Jack had two cups of coffee in his hands. He gave one to me and sat on the couch, seemingly without a care in the world. I sat on the ottoman in front of him.

“Look, Jack. You’ve always been like family to me, but right now I don’t know who to trust, and it’s been a little crazy today. I need to know what you know, and I need it now.”

Jack took in a deep breath and then breathed out. “You don’t have any cigarettes on you, do you?”

“You quit smoking.”

“Feels like a most appropriate time to start back up actually,” Jack said, scratching the side of his face. He took a sip of coffee and leaned back. “Give me the short version of what you know about the Traynors, and I’ll fill in the gaps best I can.”

So I went through the details again. Jack had a feeling my father committed suicide but wasn’t sure until I told him. Jack knew he was up to something that night. He confirmed the life settlements scheme and the targeting of minorities. He was unaware of the samples Dad was collecting and, of course, didn’t know about Jared or that the poor guy was killed a few hours ago.

“The Traynors control the town through surveillance, but not just in this city. I’m not sure how sophisticated it is, but it’s advanced enough that they have pictures of my son, his wife, and his family in places around Dallas, where they live. Last year, I was sent a care package warning me to stay in line or else, and it included a picture of them with red X’s over their faces. They did the same with your father, as well as everyone else in SA.”

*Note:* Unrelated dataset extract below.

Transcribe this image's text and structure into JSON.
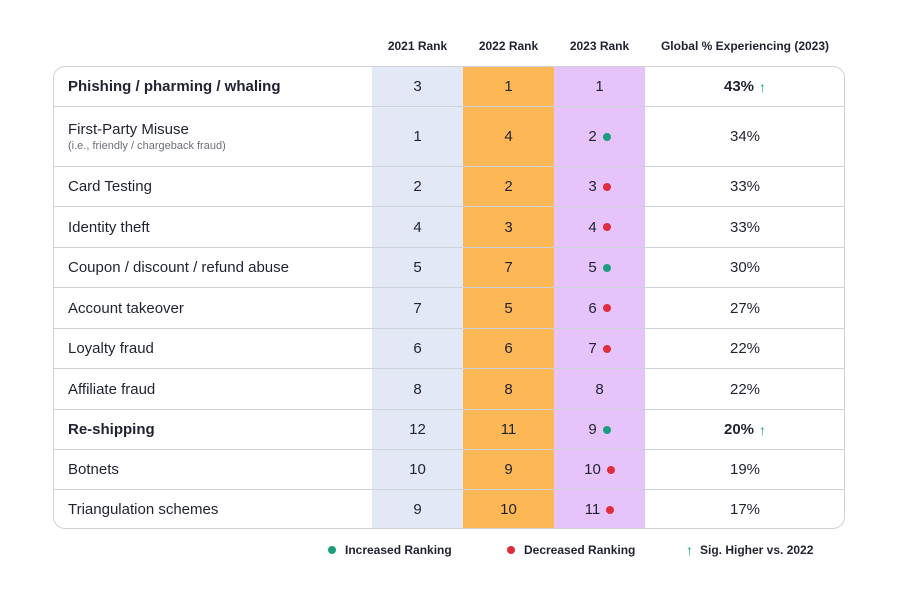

I asked him about Janet and her involvement. My heart sank while listening to him. Apparently, Janet had been seeing the elder Traynor, in the romantic sense, since SA began. As the minority eradication plan started to take root, it was Janet’s plants that provided the poison, with Janet herself taking the lead on the poisoning itself.

“Your Uncle Dan and I called her the Grim Reaper, believe it or not,” Jack said. “She volunteers at all the nursing homes in the area, especially Blessings.”

My thoughts went to Mr. Davies.

Then I told him about Uncle Dan. He didn’t know.

We sat for a few minutes. It was all so horrible.

Then I stood and picked up Dad’s evidence bag from Jack’s desk. I pulled back the tab and removed the contents, taking inventory on the desk. Two black journals, just like all his other ones from the funeral home, and an orange folder. “Okay, Jack. Let’s see what Dad got me for Christmas.”